[Footnote 31: Bulthaupt, I, 210, quotes from Pichler's history of the Mannheim theater the following account by an eye-witness; 'The theater was like a mad-house,—rolling eyes, clenched fists, stamping feet and hoarse shrieks from the spectators. Strangers fell sobbing into each other's arms, and women staggered to the door at the point of fainting. There was a general dissolution, as in chaos, from the mists of which a new creation bursts forth.' This description is perhaps the best possible antidote to Matthew Arnold's fastidious observation that 'The Robbers' is violent and tiresome.]

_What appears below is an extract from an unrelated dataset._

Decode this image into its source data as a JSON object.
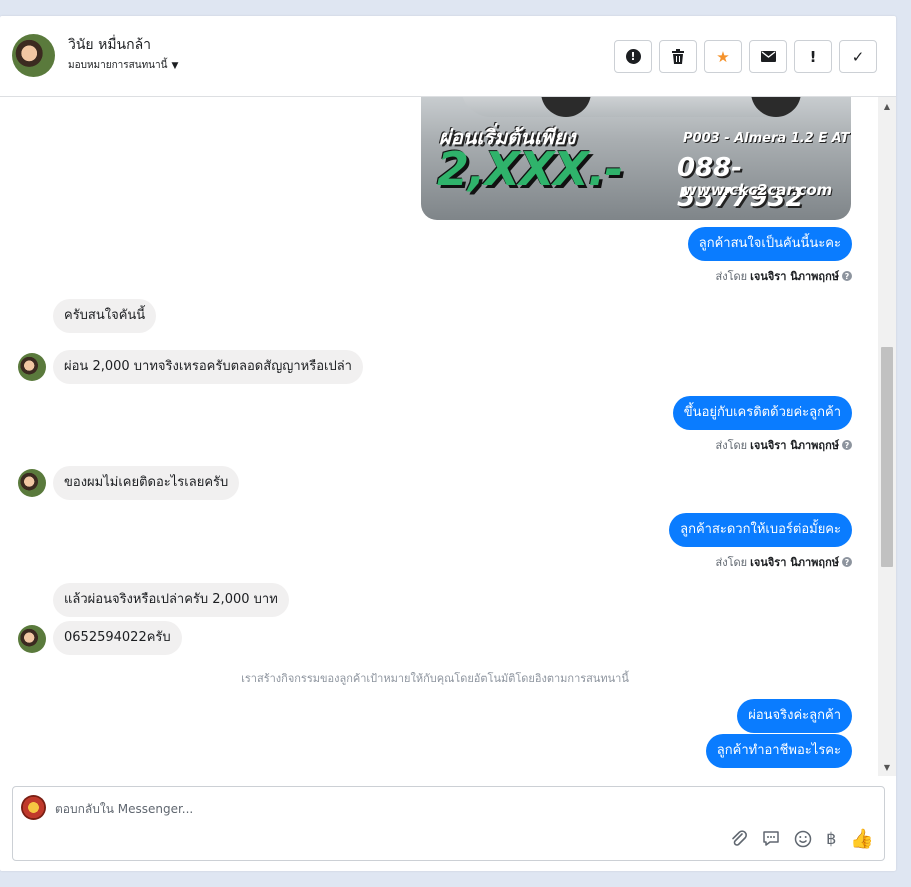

[Footnote 32: In a letter of Dec. 12, 1781, to Dalberg, he admits the cogency of the objection to his horde of robbers 'in our enlightened century' and virtually expresses regret that he had not himself, from the beginning, imagined an earlier date for the action. But he fears that to change the time, now that the piece is finished, will result in making it a monstrosity, a 'crow with peacock's feathers'.]
[Footnote 33:
"Love gilds not for thee all the world with its glow,
Never Bride in the clasp of thine arms shall repose;
Thou canst see not our tears, though in torrents they flow.
Those eyes in the calm of eternity close."
—Bulwer's Translation.]
[Footnote 34: As different poems undoubtedly Schiller's were variously signed, and as many of his youthful effusions were excluded by him from the collection of 1801, the sifting out of his share in the 'Anthology' and the ascription of the remaining poems to their proper authors are tasks of no small difficulty. The critical student should consult Weltrich, I, 501 ff.]
[Footnote 35: Schiller seems to have got his idea of Rousseau chiefly from H.P. Sturz's "Denkwürdigkeiten von Johann Jakob Rousseau" (1779). The famous 'Confessions' did not begin to appear until 1781. Curiously enough our poem refers to Rousseau as 'suckled on the banks of the Seine', and as having 'stood like a meteor on the banks of the Garonne'.]
[Footnote 36:
Geh, du Opfer dieses Trillingsdrachen,
Hüpfe freudig in den Todesnachen,
Grosser Dulder, frank und frei!
Geh, erzähl' dort in der Geister Kreise
Diesen Traum vom Krieg der Frösch' und Mäuse,
Dieses Lebens Jahrmarktsdudelei.]
[Footnote 37: Bulwer's translation, which is here particularly good.]